With the dawning of the Enlightenment in the eighteenth century, as political upheavals, philosophical skepticism, and scientific discoveries challenged what had become the church’s unquestioned religious authority, new approaches to understanding Jesus Christ were born. These ideas were opposed bitterly by the church for over a century, which maintained that it alone—not human reason, historical research, or scientific fact—could plumb the depths of the mystery of Jesus Christ.
 
It was not until the Second Vatican Council (1962–1965) that Jesus Christ was “released” from the shrouds of mystery and doctrinal exactitude imposed by centuries of church intervention, and a new appreciation—indeed, a reintegration—of the historical and divine man begun. Even so, many Catholics alive today—myself among them—were taught to set Jesus Christ apart from and above them, convinced that it was nothing short of sacrilegious to bid him come down from a tabernacle on an altar, or a throne in heaven, and into our lives.
 
The past twenty-five years have dramatically changed how we regard Jesus Christ.
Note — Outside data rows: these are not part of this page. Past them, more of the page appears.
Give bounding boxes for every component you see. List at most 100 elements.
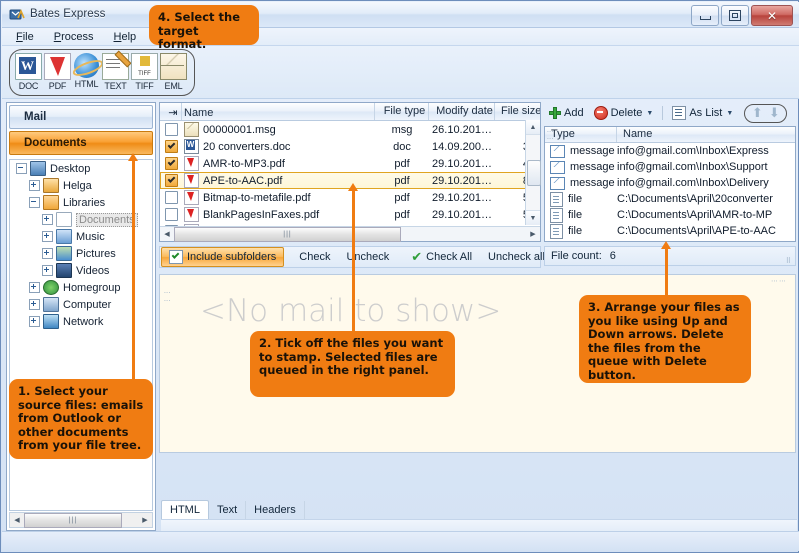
scroll-right-arrow-grid[interactable]: ▶: [526, 228, 540, 241]
format-button-doc[interactable]: DOC: [14, 52, 43, 94]
column-header-file-size[interactable]: File size: [495, 103, 540, 120]
chevron-down-icon[interactable]: ▼: [726, 110, 733, 117]
close-button[interactable]: ✕: [751, 5, 793, 26]
tree-item-videos[interactable]: Videos: [10, 262, 152, 279]
tab-text[interactable]: Text: [209, 501, 247, 519]
column-header-queue-name[interactable]: Name: [617, 127, 795, 142]
scroll-thumb[interactable]: |||: [24, 512, 122, 528]
tree-item-documents[interactable]: Documents: [10, 211, 152, 228]
expand-icon[interactable]: [42, 248, 53, 259]
uncheck-button[interactable]: Uncheck: [339, 249, 396, 265]
scroll-left-arrow-grid[interactable]: ◀: [160, 228, 174, 241]
scroll-up-arrow[interactable]: ▲: [526, 120, 540, 135]
scroll-down-arrow[interactable]: ▼: [526, 210, 540, 225]
queue-type-cell: message: [545, 160, 617, 174]
move-down-button[interactable]: ⬇: [767, 105, 781, 121]
table-row[interactable]: AMR-to-MP3.pdfpdf29.10.201…4: [160, 155, 540, 172]
menu-item-file[interactable]: File: [10, 30, 40, 44]
row-checkbox[interactable]: [164, 191, 178, 204]
expand-icon[interactable]: [29, 180, 40, 191]
file-type: msg: [391, 123, 413, 136]
tree-item-computer[interactable]: Computer: [10, 296, 152, 313]
row-checkbox[interactable]: [164, 140, 178, 153]
tree-item-libraries[interactable]: Libraries: [10, 194, 152, 211]
table-row[interactable]: BlankPagesInFaxes.pdfpdf29.10.201…5: [160, 206, 540, 223]
format-button-eml[interactable]: EML: [159, 52, 188, 94]
expand-icon[interactable]: [29, 299, 40, 310]
row-checkbox[interactable]: [164, 157, 178, 170]
tree-item-music[interactable]: Music: [10, 228, 152, 245]
panel-grip[interactable]: ⋮⋮: [545, 128, 553, 142]
row-checkbox-cell[interactable]: [160, 208, 182, 221]
msg-icon: [184, 122, 199, 137]
table-row[interactable]: 20 converters.docdoc14.09.200…3: [160, 138, 540, 155]
tab-html[interactable]: HTML: [161, 500, 209, 519]
uncheck-all-button[interactable]: Uncheck all: [481, 249, 552, 265]
tree-item-helga[interactable]: Helga: [10, 177, 152, 194]
column-header-name[interactable]: Name: [182, 103, 375, 120]
collapse-icon[interactable]: [29, 197, 40, 208]
row-checkbox-cell[interactable]: [160, 174, 182, 187]
as-list-button[interactable]: As List ▼: [667, 104, 738, 122]
file-grid-vertical-scrollbar[interactable]: ▲ ▼: [525, 120, 541, 225]
table-row[interactable]: Bitmap-to-metafile.pdfpdf29.10.201…5: [160, 189, 540, 206]
format-button-text[interactable]: TEXT: [101, 52, 130, 94]
check-all-button[interactable]: ✔ Check All: [404, 247, 479, 267]
scroll-left-arrow[interactable]: ◀: [10, 514, 24, 527]
tree-horizontal-scrollbar[interactable]: ◀ ||| ▶: [9, 512, 153, 528]
row-checkbox-cell[interactable]: [160, 191, 182, 204]
table-row[interactable]: 00000001.msg msg 26.10.201…: [160, 121, 540, 138]
format-button-html[interactable]: HTML: [72, 52, 101, 94]
source-tab-documents[interactable]: Documents: [9, 131, 153, 155]
row-checkbox-cell[interactable]: [160, 123, 182, 136]
maximize-button[interactable]: [721, 5, 749, 26]
move-up-button[interactable]: ⬆: [750, 105, 764, 121]
column-header-file-type[interactable]: File type: [375, 103, 429, 120]
row-checkbox[interactable]: [164, 174, 178, 187]
column-header-modify-date[interactable]: Modify date: [429, 103, 495, 120]
column-header-type[interactable]: Type: [545, 127, 617, 142]
preview-grip-icon[interactable]: ⋯⋯: [771, 277, 787, 285]
tree-item-desktop[interactable]: Desktop: [10, 160, 152, 177]
list-item[interactable]: file C:\Documents\April\20converter: [545, 191, 795, 207]
scroll-thumb-vertical[interactable]: [527, 160, 541, 186]
scroll-thumb-grid[interactable]: |||: [174, 226, 401, 242]
expand-icon[interactable]: [29, 282, 40, 293]
row-checkbox-cell[interactable]: [160, 157, 182, 170]
row-checkbox-cell[interactable]: [160, 140, 182, 153]
include-subfolders-toggle[interactable]: Include subfolders: [161, 247, 285, 267]
list-item[interactable]: message info@gmail.com\Inbox\Express: [545, 143, 795, 159]
tree-item-network[interactable]: Network: [10, 313, 152, 330]
check-button[interactable]: Check: [292, 249, 337, 265]
expand-icon[interactable]: [42, 231, 53, 242]
collapse-icon[interactable]: [16, 163, 27, 174]
format-button-pdf[interactable]: PDF: [43, 52, 72, 94]
resize-grip-icon[interactable]: ⠿: [786, 258, 792, 265]
menu-item-help[interactable]: Help: [108, 30, 143, 44]
expand-icon[interactable]: [29, 316, 40, 327]
scroll-right-arrow[interactable]: ▶: [138, 514, 152, 527]
format-button-tiff[interactable]: TIFF: [130, 52, 159, 94]
row-checkbox[interactable]: [164, 123, 178, 136]
file-name-cell: AMR-to-MP3.pdf: [182, 156, 375, 171]
file-grid-horizontal-scrollbar[interactable]: ◀ ||| ▶: [160, 226, 540, 242]
expand-icon[interactable]: [42, 214, 53, 225]
preview-grip-left-icon[interactable]: ⋮⋮: [162, 289, 170, 305]
list-item[interactable]: file C:\Documents\April\AMR-to-MP: [545, 207, 795, 223]
list-item[interactable]: message info@gmail.com\Inbox\Delivery: [545, 175, 795, 191]
file-command-bar: Include subfolders Check Uncheck ✔ Check…: [159, 246, 559, 268]
list-item[interactable]: message info@gmail.com\Inbox\Support: [545, 159, 795, 175]
column-header-checkbox[interactable]: ⇥: [160, 103, 182, 120]
row-checkbox[interactable]: [164, 208, 178, 221]
add-button[interactable]: Add: [544, 105, 589, 121]
tab-headers[interactable]: Headers: [246, 501, 305, 519]
source-tab-mail[interactable]: Mail: [9, 105, 153, 129]
tree-item-pictures[interactable]: Pictures: [10, 245, 152, 262]
delete-button[interactable]: Delete ▼: [589, 104, 659, 122]
expand-icon[interactable]: [42, 265, 53, 276]
minimize-button[interactable]: [691, 5, 719, 26]
list-item[interactable]: file C:\Documents\April\APE-to-AAC: [545, 223, 795, 239]
chevron-down-icon[interactable]: ▼: [646, 110, 653, 117]
tree-item-homegroup[interactable]: Homegroup: [10, 279, 152, 296]
menu-item-process[interactable]: Process: [48, 30, 100, 44]
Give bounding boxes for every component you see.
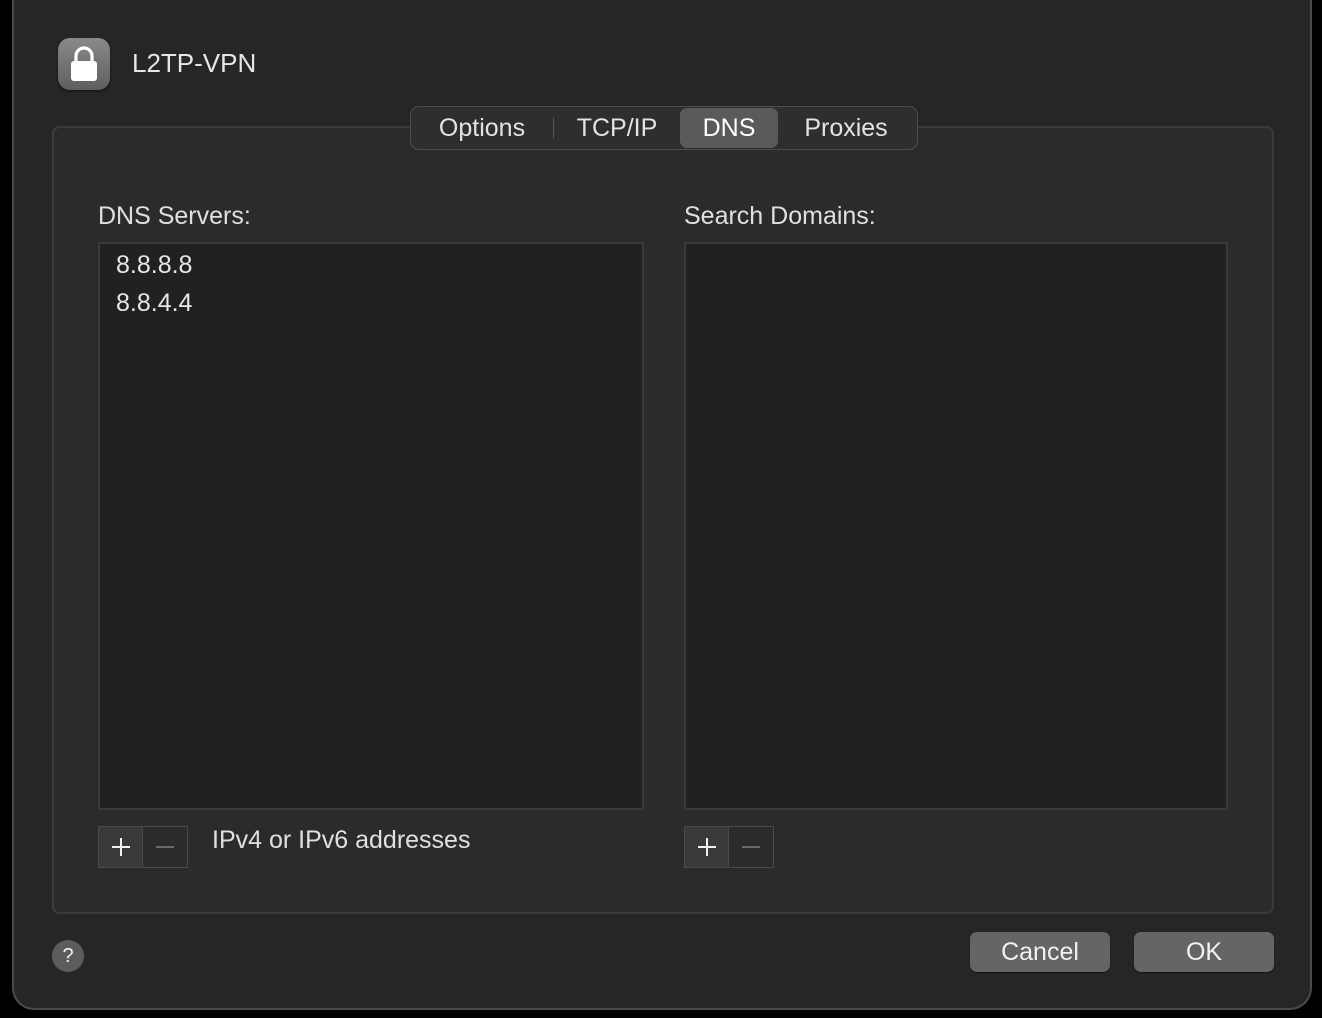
tab-dns[interactable]: DNS	[680, 108, 778, 148]
add-dns-server-button[interactable]	[99, 827, 144, 867]
ok-button[interactable]: OK	[1134, 932, 1274, 972]
tab-bar: Options TCP/IP DNS Proxies	[410, 106, 918, 150]
dns-servers-list[interactable]: 8.8.8.8 8.8.4.4	[98, 242, 644, 810]
remove-search-domain-button[interactable]	[729, 827, 773, 867]
search-domains-list[interactable]	[684, 242, 1228, 810]
dns-address-hint: IPv4 or IPv6 addresses	[212, 826, 471, 854]
search-domains-label: Search Domains:	[684, 202, 876, 230]
add-search-domain-button[interactable]	[685, 827, 730, 867]
cancel-button[interactable]: Cancel	[970, 932, 1110, 972]
tab-proxies[interactable]: Proxies	[778, 108, 914, 148]
plus-icon	[697, 838, 716, 856]
dns-servers-label: DNS Servers:	[98, 202, 251, 230]
minus-icon	[156, 846, 174, 848]
dns-server-item[interactable]: 8.8.4.4	[100, 284, 642, 322]
help-button[interactable]: ?	[52, 940, 84, 972]
remove-dns-server-button[interactable]	[143, 827, 187, 867]
dns-server-item[interactable]: 8.8.8.8	[100, 246, 642, 284]
tab-options[interactable]: Options	[411, 108, 553, 148]
window-title: L2TP-VPN	[132, 48, 257, 78]
minus-icon	[742, 846, 760, 848]
dns-servers-add-remove	[98, 826, 188, 868]
lock-icon[interactable]	[58, 38, 110, 90]
search-domains-add-remove	[684, 826, 774, 868]
plus-icon	[111, 838, 130, 856]
tab-tcpip[interactable]: TCP/IP	[554, 108, 680, 148]
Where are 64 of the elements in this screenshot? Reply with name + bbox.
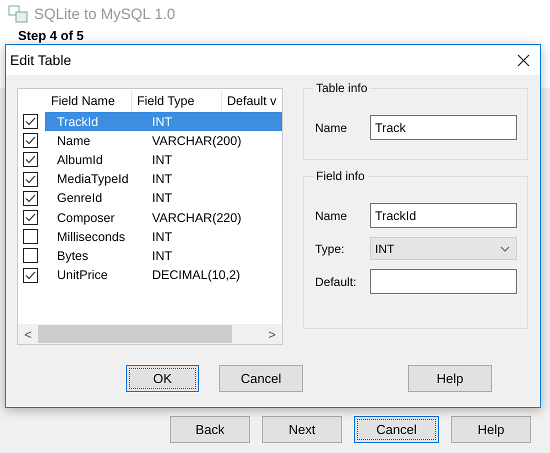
list-row[interactable]: GenreId INT xyxy=(45,188,282,208)
field-name: Bytes xyxy=(56,248,90,263)
column-header[interactable]: Field Type xyxy=(132,91,222,111)
list-row[interactable]: Name VARCHAR(200) xyxy=(45,131,282,150)
field-type: INT xyxy=(151,248,174,263)
list-row[interactable]: Bytes INT xyxy=(45,246,282,266)
window-title: SQLite to MySQL 1.0 xyxy=(34,6,176,22)
field-name: Milliseconds xyxy=(56,230,126,244)
field-name: GenreId xyxy=(56,191,104,206)
field-type: INT xyxy=(151,191,174,206)
checkbox[interactable] xyxy=(23,172,38,187)
wizard-button[interactable]: Back xyxy=(170,416,250,443)
column-header[interactable]: Field Name xyxy=(46,91,132,111)
scroll-left-arrow[interactable]: < xyxy=(18,326,38,342)
input-field[interactable]: Track xyxy=(370,115,517,140)
group-title: Field info xyxy=(313,169,368,183)
scrollbar-thumb[interactable] xyxy=(38,325,232,343)
field-name: TrackId xyxy=(56,114,100,129)
checkbox[interactable] xyxy=(23,268,38,283)
list-row[interactable]: MediaTypeId INT xyxy=(45,170,282,189)
checkbox[interactable] xyxy=(23,133,38,148)
checkbox[interactable] xyxy=(23,152,38,168)
field-name: Composer xyxy=(56,210,116,225)
field-label: Default: xyxy=(315,274,358,288)
field-name: UnitPrice xyxy=(56,268,109,282)
dialog-button[interactable]: Help xyxy=(408,365,492,392)
type-dropdown[interactable]: INT xyxy=(370,237,517,260)
checkbox[interactable] xyxy=(23,210,38,226)
checkbox[interactable] xyxy=(23,229,38,244)
field-type: INT xyxy=(151,114,174,129)
field-label: Name xyxy=(315,120,348,134)
step-label: Step 4 of 5 xyxy=(18,28,84,43)
field-type: INT xyxy=(151,172,174,186)
input-field[interactable] xyxy=(370,269,517,294)
close-icon[interactable] xyxy=(517,54,530,66)
dialog-button[interactable]: OK xyxy=(126,365,199,392)
checkbox[interactable] xyxy=(23,248,38,264)
wizard-button[interactable]: Help xyxy=(451,416,531,443)
wizard-button[interactable]: Next xyxy=(262,416,342,443)
list-row[interactable]: Composer VARCHAR(220) xyxy=(45,208,282,228)
wizard-button[interactable]: Cancel xyxy=(354,416,439,443)
field-label: Name xyxy=(315,208,348,222)
field-name: MediaTypeId xyxy=(56,172,130,186)
app-icon xyxy=(8,5,28,23)
dialog-button[interactable]: Cancel xyxy=(219,365,303,392)
field-label: Type: xyxy=(315,242,346,256)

As the theologian David Tracy notes, more has been written about Jesus in that comparatively short period than had been written in the 1,975 years preceding them.2 Archaeological discoveries in the cities and villages where Jesus preached and lived, interpreted by a new generation of biblical scholars, have given us a much clearer understanding of this man—placing him not only in a historical and cultural context, but in an even more accurate religious one. Where once this field of “Jesus studies” was the domain of a small group of academics and theologians, many of today’s Catholic seekers, struggling with their own religious beliefs, are hungry to understand who Jesus really was in hopes of making him an integral and active part of their lives. Marcus J. Borg, a leading Jesus scholar, observes of these seekers, “For them, their childhood understanding of Jesus and the Bible at some point stopped working, but their religious interest remains.”
 
We Good Enough Catholic lay people are not alone on the path of discovering who Jesus was and is. The majority of Catholic priests and nuns were themselves schooled in the same limited view. “I love that experience of these different parts of Jesus that seem strange to me for long periods, and then all of a sudden become familiar,” says Father William Kenneally,4 the pastor of St. Gertrude’s, one of Chicago’s most vibrant parishes.